El absoluto fracaso de sus primeros montajes, le lleva a refugiarse en la teoría. Postula por cierto "teatro de la crueldad". En líneas generales, éste puede definirse como aquél que apuesta por impacto violento en el espectador. Para ello, las acciones, casi siempre violentas, se anteponen a las palabras, liberando así el subconsciente en contra de la razón y la lógica. Tal vez fueran sus concepciones del teatro las que llevaron a Artaud a buscar trabajo como actor de cine. Así será el Marat de "Napoleón", que Abel Gance rueda en 1926; el hermano Krassien de "La pasión de Juana de Arco", dirigida por Carl Th. Dreyer en 1928, y el Savonarola de "Lucrecia Borgia" (1935), donde vuelve a colaborar con Gance. Su actividad cinematográfica, que también le lleva a escribir guiones, no le impide seguir elaborando sus teorías teatrales.
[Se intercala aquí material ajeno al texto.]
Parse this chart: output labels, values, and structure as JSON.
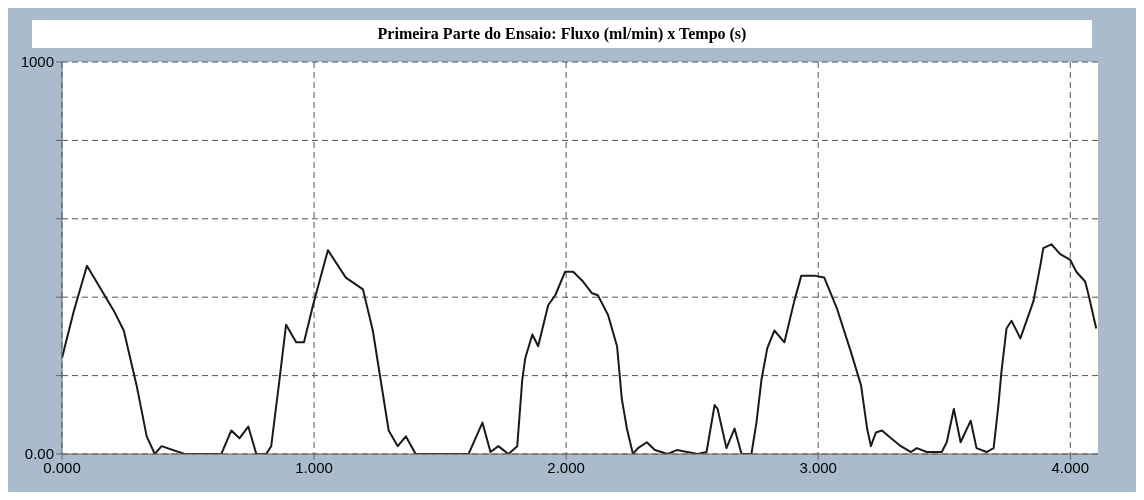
{
  "chart_data": {
    "type": "line",
    "title": "Primeira Parte do Ensaio: Fluxo (ml/min) x Tempo (s)",
    "x": [
      0,
      0.047,
      0.099,
      0.206,
      0.245,
      0.296,
      0.336,
      0.368,
      0.395,
      0.486,
      0.573,
      0.632,
      0.672,
      0.704,
      0.739,
      0.771,
      0.81,
      0.83,
      0.862,
      0.889,
      0.929,
      0.96,
      0.996,
      1.055,
      1.126,
      1.194,
      1.233,
      1.296,
      1.332,
      1.364,
      1.403,
      1.522,
      1.613,
      1.668,
      1.7,
      1.731,
      1.771,
      1.806,
      1.826,
      1.838,
      1.866,
      1.889,
      1.929,
      1.957,
      1.996,
      2.028,
      2.067,
      2.103,
      2.126,
      2.166,
      2.202,
      2.221,
      2.241,
      2.265,
      2.285,
      2.32,
      2.352,
      2.403,
      2.439,
      2.522,
      2.557,
      2.589,
      2.601,
      2.636,
      2.668,
      2.696,
      2.735,
      2.755,
      2.775,
      2.798,
      2.826,
      2.866,
      2.905,
      2.933,
      2.984,
      3.024,
      3.075,
      3.13,
      3.17,
      3.194,
      3.209,
      3.229,
      3.253,
      3.289,
      3.328,
      3.368,
      3.391,
      3.431,
      3.49,
      3.51,
      3.538,
      3.565,
      3.605,
      3.628,
      3.668,
      3.696,
      3.715,
      3.727,
      3.747,
      3.767,
      3.802,
      3.854,
      3.881,
      3.893,
      3.925,
      3.96,
      4,
      4.024,
      4.059,
      4.071,
      4.103
    ],
    "series": [
      {
        "color": "#1a1a1a",
        "values": [
          245,
          365,
          480,
          365,
          315,
          175,
          45,
          0,
          20,
          0,
          0,
          0,
          60,
          40,
          70,
          0,
          0,
          20,
          185,
          330,
          285,
          285,
          380,
          520,
          450,
          420,
          315,
          60,
          20,
          45,
          0,
          0,
          0,
          80,
          5,
          20,
          0,
          20,
          190,
          245,
          305,
          275,
          380,
          405,
          465,
          465,
          440,
          410,
          405,
          355,
          275,
          140,
          65,
          0,
          15,
          30,
          10,
          0,
          10,
          0,
          5,
          125,
          115,
          15,
          65,
          0,
          0,
          80,
          190,
          270,
          315,
          285,
          390,
          455,
          455,
          450,
          370,
          260,
          175,
          65,
          20,
          55,
          60,
          40,
          20,
          5,
          15,
          5,
          5,
          30,
          115,
          30,
          85,
          15,
          5,
          15,
          125,
          210,
          320,
          340,
          295,
          390,
          480,
          525,
          535,
          510,
          495,
          465,
          440,
          410,
          320
        ]
      }
    ],
    "xlim": [
      0,
      4.11
    ],
    "ylim": [
      0,
      1000
    ],
    "xticks": [
      {
        "value": 0,
        "label": "0.000"
      },
      {
        "value": 1,
        "label": "1.000"
      },
      {
        "value": 2,
        "label": "2.000"
      },
      {
        "value": 3,
        "label": "3.000"
      },
      {
        "value": 4,
        "label": "4.000"
      }
    ],
    "yticks": [
      {
        "value": 0,
        "label": "0.00"
      },
      {
        "value": 200,
        "label": null
      },
      {
        "value": 400,
        "label": null
      },
      {
        "value": 600,
        "label": null
      },
      {
        "value": 800,
        "label": null
      },
      {
        "value": 1000,
        "label": "1000"
      }
    ],
    "grid": true,
    "line_style": "solid"
  }
}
De esta manera, en alternancia a la publicación de sus novelas -'Le Moine' (1931), 'Heliogábalo' (1934)- da a la estampa el 'Manifeste du Théâtre de la Cruanté' (1932) y otros ensayos sobre la misma materia: el reciente descubrimiento del teatro balinés, ha marcado profundamente sus concepciones de la escena.

Viaje a México

Pero el público sigue sin concederle su favor. Tras el nuevo fracaso que supone el estreno de 'Los Cenci' en 1935, drama basado en el relato de Stendhal, Artaud abandona definitivamente el medio. Abominando de la cultura occidental, parte a México, donde vivirá durante varios meses con los indios tarahumaras, habitantes de la Sierra Madre y consumidores habituales de peyote y demás hongos alucinógenos. A buen seguro que la experiencia con estas sustancias, a las que sin duda se entregó en su etapa mexicana, fue a potenciar su desequilibrios mentales.

De nuevo en Europa (1937), otra vez con la razón minada, publica 'Los tarahumaras' y viaja a Irlanda. En Dublín vivirá en la más absoluta pobreza, pero será durante la travesía de regreso a Francia cuando sus delirios vuelven a llevarle al manicomio apenas toca tierra. En esta ocasión permanecerá diez años recluido. Cuando regresa a París, en 1947, es reconocido como el padre de la nueva escena. Una recopilación de sus ensayos aparecida en 1938 con el título de 'El teatro y su doble' ha hecho que el antiguo alucinado ahora sea un genio. Convertido ya en el gran visionario del teatro contemporáneo, publica 'Lettres de Rodez' (1946) y 'Van Gogh, le Suicidé de la Société' (1947). Su obra más conocida, 'Para acabar con el juicio de Dios' (1948), es póstuma: Antonin Artaud muere el 4 de marzo de ese mismo año, unos meses antes de su llegada a las librerías.